Posted by: westslope | September 10, 2009 at 12:19 PM
The on-going culture wars may be more serious than you think. The 'fall from empire" scenario is not going to go down well here. A decline in lifestyle/living standards is not going to go down well here. An economic recovery that significantly lags others areas is not going to go down well here. A global recovery that increases energy prices (gasoline) at a time of high unemployment and low wages in the U.S. will not go down well here. I could go on, but the upshot is that fear, anxiety, anger, and universal distrust of commercial and governmental institutions is forming a vicious atmosphere in U.S society. Significant ugliness appears inevitable. Whether it is manifested internally or externally depends on events, but I do believe that this federal nation state is on the very cusp of becoming ungovernable.
Posted by: John Benton | September 10, 2009 at 01:19 PM
Andrew F: see this link titled
Greenspan Says Illegal Immigration Aids U.S. Economy
http://www.bloomberg.com/apps/news?pid=20601103&sid=anIvyAQU6XRk&refer=us
IMO, with greenspan it is all about cheap labor and cheap debt except for economists, traders, media people, and certain politicians.
Posted by: Too Much Fed | September 10, 2009 at 03:57 PM
For Stephen & Nick, so you are saying we need more jobs? Is that correct?
Posted by: Too Much Fed | September 10, 2009 at 04:10 PM
Sure. But there must be better ways of creating them than by making the world's poor even worse off, or by denying them the chance to escape poverty.
Posted by: Stephen Gordon | September 10, 2009 at 04:13 PM
For Stephen, OK.
I'm waiting for Nick's response.
Posted by: Too Much Fed | September 10, 2009 at 05:07 PM
If we have a impending 1 or 2 trillion dollar health deficit the solution will be different depending on whether we choose to continue running $50+B/yr deficits. A CPC route makes solvency much more important than unemployment. Whereas if you don't just keep subsidizing oil sands and finance, you have some flexibility to have this debate.
Perhaps there can be two questions or threads: One for Flaherty magicland where AGW isn't real and the whole country has oil sands revenues and tax breaks, and reality.

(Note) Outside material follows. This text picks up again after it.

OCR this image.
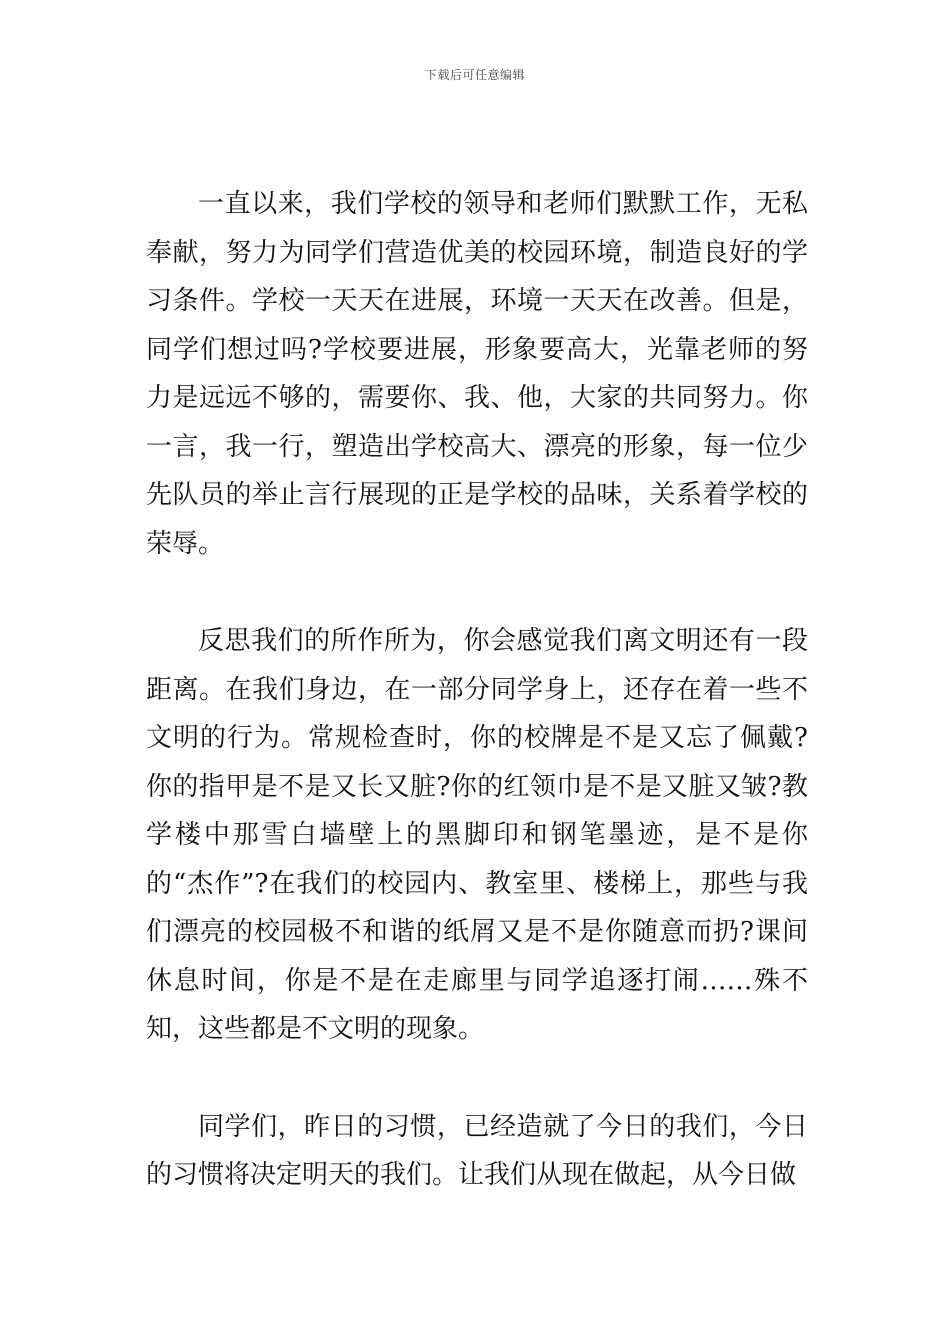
下载后可任意编辑

一直以来，我们学校的领导和老师们默默工作，无私奉献，努力为同学们营造优美的校园环境，制造良好的学习条件。学校一天天在进展，环境一天天在改善。但是，同学们想过吗?学校要进展，形象要高大，光靠老师的努力是远远不够的，需要你、我、他，大家的共同努力。你一言，我一行，塑造出学校高大、漂亮的形象，每一位少先队员的举止言行展现的正是学校的品味，关系着学校的荣辱。

反思我们的所作所为，你会感觉我们离文明还有一段距离。在我们身边，在一部分同学身上，还存在着一些不文明的行为。常规检查时，你的校牌是不是又忘了佩戴?你的指甲是不是又长又脏?你的红领巾是不是又脏又皱?教学楼中那雪白墙壁上的黑脚印和钢笔墨迹，是不是你的“杰作”?在我们的校园内、教室里、楼梯上，那些与我们漂亮的校园极不和谐的纸屑又是不是你随意而扔?课间休息时间，你是不是在走廊里与同学追逐打闹……殊不知，这些都是不文明的现象。

同学们，昨日的习惯，已经造就了今日的我们，今日的习惯将决定明天的我们。让我们从现在做起，从今日做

Posted by: Phillip Huggan | September 10, 2009 at 06:54 PM
...to be constructive: oil (and I assume sands) is a capital intensive industry. Tax it more and cut taxes to small businesses (are labour intensive). The NDP restored the 26% Pre-CPC tax rate. Sounds anti-AB/SK/NFLD/NS but the industry is large enough to macro affect unemployment if you don't tax it at least like others if not more (let oil cheat and buy labour intensive wind if we can capture some more of supply chain that at present). Given peak oil I'm sure their business model will survive. For banks, they break even when rest of world bails out. Give them incentives when buying stablizing investments like India finance ownership stakes and Farm loans, staffing company stakes, Gold loans, etc. To the economist in me, hate to say, solution is to do the opposite of everything CPC did.
Posted by: Phillip Huggan | September 10, 2009 at 07:59 PM
John Benton.
I believe that you are right. I believe the on-going 'culture wars' in the USA have a greater economic impact than current models and data are capable of recognizing.
I also believe that 'culture wars' in the mid-1970s following the humiliating defeat of the USA in Vietnam helped drive the productivity stagnation that characterized that period.
Now whether these 'culture wars' can compare to the looming and perceived 'break up' (actually it would have been a re-organization) of Canada by evil separatists is another matter.
Posted by: westslope | September 13, 2009 at 01:18 PM
OK. I got a second yes from Nick at:
http://worthwhile.typepad.com/worthwhile_canadian_initi/2009/09/john-cochrane-paul-krugman-and-says-law-again/comments/page/2/#comment-form
I think there is a fallacy there. Do we need more jobs OR FEWER WORKERS???